PhD student Maria R. Pozo led a study entitled “Control of cardiac waves in human iPSC-CM syncytia by a Halbach array and magnetic nanoparticles,”which was recently published in Biophysical Journal. The GW Engineering team of researchers from the Department of Biomedical Engineering (BME) also included postdoc Dr. Yuli W. Heinson and Christianne J. Chua (BS/MS ‘21), former lab members in Prof. Emilia Entcheva’s lab.
This study is the first to demonstrate the use of relatively low-strength magnetic fields, aided by mNPs, as a means for modulating cardiac electromechanical waves. To do so, the researchers built a Halbach array, a compact arrangement of permanent magnets, originally developed to focus particle-accelerator beams and recently also used in the brushless motors of electric vehicles. This allowed the generation of well-defined uniform magnetic fields of about 45mT. The group’s in-house built optical mapping system was used to image the electromechanical waves in human stem-cell-derived heart cells, incubated with mNPs, while the magnetic field was imposed along or perpendicular to the waves.

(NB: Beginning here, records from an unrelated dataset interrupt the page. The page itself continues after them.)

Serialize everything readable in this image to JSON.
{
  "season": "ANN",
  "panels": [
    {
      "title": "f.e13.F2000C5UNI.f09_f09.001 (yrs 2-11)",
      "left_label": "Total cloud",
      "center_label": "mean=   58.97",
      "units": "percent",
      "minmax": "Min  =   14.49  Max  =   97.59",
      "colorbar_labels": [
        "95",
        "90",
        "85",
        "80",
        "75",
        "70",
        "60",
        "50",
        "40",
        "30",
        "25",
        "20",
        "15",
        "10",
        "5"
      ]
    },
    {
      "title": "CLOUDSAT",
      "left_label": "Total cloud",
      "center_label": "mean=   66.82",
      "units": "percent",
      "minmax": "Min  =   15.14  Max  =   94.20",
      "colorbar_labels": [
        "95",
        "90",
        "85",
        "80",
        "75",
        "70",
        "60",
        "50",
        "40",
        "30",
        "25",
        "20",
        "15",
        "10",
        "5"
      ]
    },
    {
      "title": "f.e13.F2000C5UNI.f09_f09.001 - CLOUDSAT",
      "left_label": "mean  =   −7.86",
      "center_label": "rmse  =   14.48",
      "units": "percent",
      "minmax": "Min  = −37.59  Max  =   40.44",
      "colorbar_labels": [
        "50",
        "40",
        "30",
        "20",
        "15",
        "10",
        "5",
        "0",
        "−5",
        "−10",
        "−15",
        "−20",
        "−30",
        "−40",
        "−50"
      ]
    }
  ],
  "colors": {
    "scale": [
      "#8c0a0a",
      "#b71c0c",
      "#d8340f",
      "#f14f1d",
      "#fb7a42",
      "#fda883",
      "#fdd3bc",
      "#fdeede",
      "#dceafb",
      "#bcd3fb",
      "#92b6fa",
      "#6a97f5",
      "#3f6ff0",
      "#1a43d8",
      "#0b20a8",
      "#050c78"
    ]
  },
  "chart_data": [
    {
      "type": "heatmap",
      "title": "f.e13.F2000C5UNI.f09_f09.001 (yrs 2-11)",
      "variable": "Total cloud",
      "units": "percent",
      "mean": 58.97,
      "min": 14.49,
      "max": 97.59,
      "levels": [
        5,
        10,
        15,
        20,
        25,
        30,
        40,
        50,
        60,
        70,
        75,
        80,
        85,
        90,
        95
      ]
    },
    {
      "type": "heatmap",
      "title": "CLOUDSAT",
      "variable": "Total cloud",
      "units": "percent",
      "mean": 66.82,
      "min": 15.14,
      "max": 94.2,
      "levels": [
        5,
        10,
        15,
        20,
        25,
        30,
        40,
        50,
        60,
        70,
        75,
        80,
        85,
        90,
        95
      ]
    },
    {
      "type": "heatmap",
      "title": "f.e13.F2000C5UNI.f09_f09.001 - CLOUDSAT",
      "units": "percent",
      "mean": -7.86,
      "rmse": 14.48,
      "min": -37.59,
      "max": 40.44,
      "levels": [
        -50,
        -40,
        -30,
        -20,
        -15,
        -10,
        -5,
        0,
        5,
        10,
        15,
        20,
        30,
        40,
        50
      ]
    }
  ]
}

Here is an excerpt from the significance statement of the manuscript: “We report that constant magnetic fields of modest strength (<50 mT) generated by a compact Halbach array can be used to modulate the conduction velocity of electromechanical waves in engineered human heart cell networks after a short-term incubation with magnetic nanoparticles (mNPs). An approximately 25% increase in wave speed was seen when the magnetic field and the excitation waves were co-aligned. With dynamic control of the magnetic field strength and the magnetic force and with optimized mNP design, this approach may be useful in arrhythmia control as well as in accelerating the integration of mNP-modified engineered cardiac tissue for heart regeneration.”
Read the full study in Biophysical Journal.
The research was featured prominently on the cover of Biophysical Journal’s April 15 issue, as well as a blog post on the journal’s website entitled “Using Magnetic Fields and Magnetic Nanoparticles to Influence Cardiac Waves of Excitation.”